I shoved the sword into her arms. Malator shouted in my head as I stepped forward. The crowd behind us swelled. I faced the wrestler, feeling my muscles coil. In a lawless place like this, no one would care if I killed him.

Faster. .

Big men move like syrup. I struck like lightning. My boot smashed his groin, my fist his shattered nose. His face came down, gushing blood. His arms encircled me. Beneath the fat of his neck, I targeted the vertebrae. My elbow a hammer, I struck. The wrestler faltered. . and held on.

Faster!

He lifted me, a doll on his shoulder, spinning me toward the ground. I reached back and found his face, clawing his eyes, holding him and sliding head-first down his back. I didn’t let go, dragging him, tugging his huge bulk back with me, sure he would tumble. My face smacked the street.

And still he had me.

On the ground he was an octopus, pulling me, his arms and legs like tentacles. I scrambled, rolling to avoid his hold, driving my fists wherever I could find him. But I was in a puzzle box, and the more I moved the more he tightened. Staring at the sky, I summoned my strength as his calves closed around my neck. Cricket was screaming. Malator tried to reach me. My throat closed up, and my sight went black, and I knew the wrestler’s next move would kill me.

He twisted, and my neck snapped. I heard it without feeling it.

And I was gone.

8

Gone.

To a place I couldn’t see or feel or comprehend. Floating in a space that terrified me. Blind, without a body or pain.

Alone.

* * *

I was dead, or very nearly dead, and I knew that my mind had left the rest of me behind. But my soul, if that’s what it was, didn’t drift freely up to heaven. I was trapped, suffocating in a blackness that went on forever. I searched the darkness but saw nothing, horrified that I had no eyes at all now.

But I could remember. I knew who I was and what had happened to me. I wondered where Cricket was, if she was dead like me. Or worse.

“Malator?”

My voice carried through the void. I tried to feel Malator, hoping he was somewhere in the darkness.

“Malator, I need you!”

He was gone. Like me, he didn’t exist any more. If I had eyes, I might have cried.

“Malator. Help me.”

* * *

After a while-after forever, maybe-I realized I wasn’t dead. I couldn’t be dead. The dead were like the Akari. Once the spirit leaves the body it dwells forever in its special place.
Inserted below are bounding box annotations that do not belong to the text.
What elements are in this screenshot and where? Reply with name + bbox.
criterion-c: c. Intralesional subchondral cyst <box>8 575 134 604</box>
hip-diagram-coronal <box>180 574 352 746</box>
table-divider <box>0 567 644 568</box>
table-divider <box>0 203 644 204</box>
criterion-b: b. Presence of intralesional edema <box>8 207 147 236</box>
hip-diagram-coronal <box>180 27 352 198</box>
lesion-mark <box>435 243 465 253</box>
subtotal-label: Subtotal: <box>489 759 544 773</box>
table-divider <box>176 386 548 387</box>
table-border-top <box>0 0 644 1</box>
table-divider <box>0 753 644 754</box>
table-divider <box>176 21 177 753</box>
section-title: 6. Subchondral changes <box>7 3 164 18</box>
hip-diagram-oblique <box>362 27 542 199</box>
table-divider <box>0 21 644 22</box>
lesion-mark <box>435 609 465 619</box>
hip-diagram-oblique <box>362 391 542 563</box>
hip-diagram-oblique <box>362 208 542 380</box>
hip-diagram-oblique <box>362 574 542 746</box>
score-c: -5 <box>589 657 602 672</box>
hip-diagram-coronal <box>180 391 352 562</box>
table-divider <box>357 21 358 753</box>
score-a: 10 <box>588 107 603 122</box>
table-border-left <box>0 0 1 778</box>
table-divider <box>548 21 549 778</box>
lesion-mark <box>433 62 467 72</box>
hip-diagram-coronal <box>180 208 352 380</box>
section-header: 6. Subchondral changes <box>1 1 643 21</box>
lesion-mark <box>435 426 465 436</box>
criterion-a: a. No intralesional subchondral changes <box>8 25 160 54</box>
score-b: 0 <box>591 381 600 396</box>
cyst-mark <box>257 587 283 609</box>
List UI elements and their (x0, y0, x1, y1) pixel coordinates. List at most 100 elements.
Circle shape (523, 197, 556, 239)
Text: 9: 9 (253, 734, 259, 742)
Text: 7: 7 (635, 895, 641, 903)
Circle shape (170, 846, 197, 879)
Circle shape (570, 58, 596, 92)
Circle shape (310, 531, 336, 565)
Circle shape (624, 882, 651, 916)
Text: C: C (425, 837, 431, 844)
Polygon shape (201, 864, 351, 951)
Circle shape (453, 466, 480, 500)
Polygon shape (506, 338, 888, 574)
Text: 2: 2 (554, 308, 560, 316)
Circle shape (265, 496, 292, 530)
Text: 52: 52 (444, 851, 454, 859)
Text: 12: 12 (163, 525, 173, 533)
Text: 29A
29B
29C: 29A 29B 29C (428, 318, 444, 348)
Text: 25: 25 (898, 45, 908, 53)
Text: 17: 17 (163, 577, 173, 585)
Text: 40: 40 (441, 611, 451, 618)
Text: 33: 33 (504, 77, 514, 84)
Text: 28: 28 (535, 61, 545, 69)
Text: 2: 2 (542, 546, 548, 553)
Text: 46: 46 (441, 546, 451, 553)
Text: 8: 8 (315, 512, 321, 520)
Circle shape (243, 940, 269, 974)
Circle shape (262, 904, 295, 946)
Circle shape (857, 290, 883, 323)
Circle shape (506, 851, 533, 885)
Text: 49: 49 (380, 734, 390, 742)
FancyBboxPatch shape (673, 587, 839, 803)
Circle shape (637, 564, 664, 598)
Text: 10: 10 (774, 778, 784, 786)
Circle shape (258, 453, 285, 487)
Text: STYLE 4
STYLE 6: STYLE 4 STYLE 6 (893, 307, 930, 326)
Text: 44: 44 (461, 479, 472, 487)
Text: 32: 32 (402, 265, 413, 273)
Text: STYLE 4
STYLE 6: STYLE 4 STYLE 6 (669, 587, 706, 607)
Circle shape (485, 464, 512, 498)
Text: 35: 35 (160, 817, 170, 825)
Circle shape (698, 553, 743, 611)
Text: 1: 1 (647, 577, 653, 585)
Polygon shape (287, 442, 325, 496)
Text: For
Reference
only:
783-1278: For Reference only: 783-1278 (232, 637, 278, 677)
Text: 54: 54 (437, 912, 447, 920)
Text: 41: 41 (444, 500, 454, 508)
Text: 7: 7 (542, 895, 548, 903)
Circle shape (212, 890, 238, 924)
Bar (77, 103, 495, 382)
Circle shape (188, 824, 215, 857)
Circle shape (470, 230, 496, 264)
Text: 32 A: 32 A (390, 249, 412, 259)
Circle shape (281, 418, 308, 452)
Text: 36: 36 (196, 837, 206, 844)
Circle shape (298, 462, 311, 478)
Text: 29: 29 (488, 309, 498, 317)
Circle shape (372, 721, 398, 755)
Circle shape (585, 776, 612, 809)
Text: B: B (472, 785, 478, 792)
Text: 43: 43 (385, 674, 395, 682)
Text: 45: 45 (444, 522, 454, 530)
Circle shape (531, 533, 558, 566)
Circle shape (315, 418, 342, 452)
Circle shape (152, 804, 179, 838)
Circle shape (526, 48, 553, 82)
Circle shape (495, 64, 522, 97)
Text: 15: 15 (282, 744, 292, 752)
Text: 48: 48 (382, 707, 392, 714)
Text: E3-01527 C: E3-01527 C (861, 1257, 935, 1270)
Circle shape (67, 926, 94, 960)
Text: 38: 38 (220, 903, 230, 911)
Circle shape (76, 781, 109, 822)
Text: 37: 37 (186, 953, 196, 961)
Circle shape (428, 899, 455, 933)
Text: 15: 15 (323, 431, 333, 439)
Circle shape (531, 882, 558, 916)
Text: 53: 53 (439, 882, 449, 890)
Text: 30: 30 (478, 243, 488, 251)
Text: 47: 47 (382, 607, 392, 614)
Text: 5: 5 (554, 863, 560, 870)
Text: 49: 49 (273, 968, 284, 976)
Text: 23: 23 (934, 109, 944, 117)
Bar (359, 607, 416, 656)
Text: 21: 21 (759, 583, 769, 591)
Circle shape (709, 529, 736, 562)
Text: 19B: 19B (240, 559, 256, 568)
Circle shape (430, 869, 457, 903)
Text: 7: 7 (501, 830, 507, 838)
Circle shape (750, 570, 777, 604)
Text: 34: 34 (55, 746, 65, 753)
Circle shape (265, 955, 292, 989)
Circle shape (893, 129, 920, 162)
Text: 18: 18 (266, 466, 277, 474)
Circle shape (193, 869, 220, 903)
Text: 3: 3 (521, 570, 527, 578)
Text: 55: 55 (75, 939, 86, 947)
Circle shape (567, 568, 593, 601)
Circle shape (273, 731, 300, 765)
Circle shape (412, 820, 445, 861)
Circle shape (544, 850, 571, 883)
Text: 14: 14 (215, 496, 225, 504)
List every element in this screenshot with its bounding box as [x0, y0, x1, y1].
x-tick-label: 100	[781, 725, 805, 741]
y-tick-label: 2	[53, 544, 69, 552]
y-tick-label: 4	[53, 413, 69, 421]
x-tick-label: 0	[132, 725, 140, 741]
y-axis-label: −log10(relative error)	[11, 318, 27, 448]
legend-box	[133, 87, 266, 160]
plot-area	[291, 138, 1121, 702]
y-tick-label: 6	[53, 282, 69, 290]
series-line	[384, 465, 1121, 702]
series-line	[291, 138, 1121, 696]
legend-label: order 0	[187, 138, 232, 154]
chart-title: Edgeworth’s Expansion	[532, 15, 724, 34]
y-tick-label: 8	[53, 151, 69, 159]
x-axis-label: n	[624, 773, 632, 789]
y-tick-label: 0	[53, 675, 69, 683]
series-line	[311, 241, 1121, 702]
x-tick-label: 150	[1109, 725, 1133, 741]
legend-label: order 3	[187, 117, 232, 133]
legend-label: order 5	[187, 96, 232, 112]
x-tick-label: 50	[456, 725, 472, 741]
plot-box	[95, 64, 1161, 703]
Like Cassandra in her apple orchard. She wasn’t floating mutely through eternity. She had another life beyond her mortal one. She had a world around her.

I had only darkness, and that’s when I knew I was still alive somewhere. Barely, yes, but alive, although I couldn’t imagine what kept me from death. The wrestler had broken my neck. No one could have survived it. He might as well have decapitated me.

Yet here I was.

“I can’t stay here forever!” I screamed. “I’m alive!”

That’s when I felt him. Just a tremor at first, far away, invisible out there in the blackness.

“Malator!”

I put everything I could into my cry. All of it, all of me . Anything to reach him. Suddenly he was there with me, like a mother over the bed of a sick child. Still invisible, but I could feel him.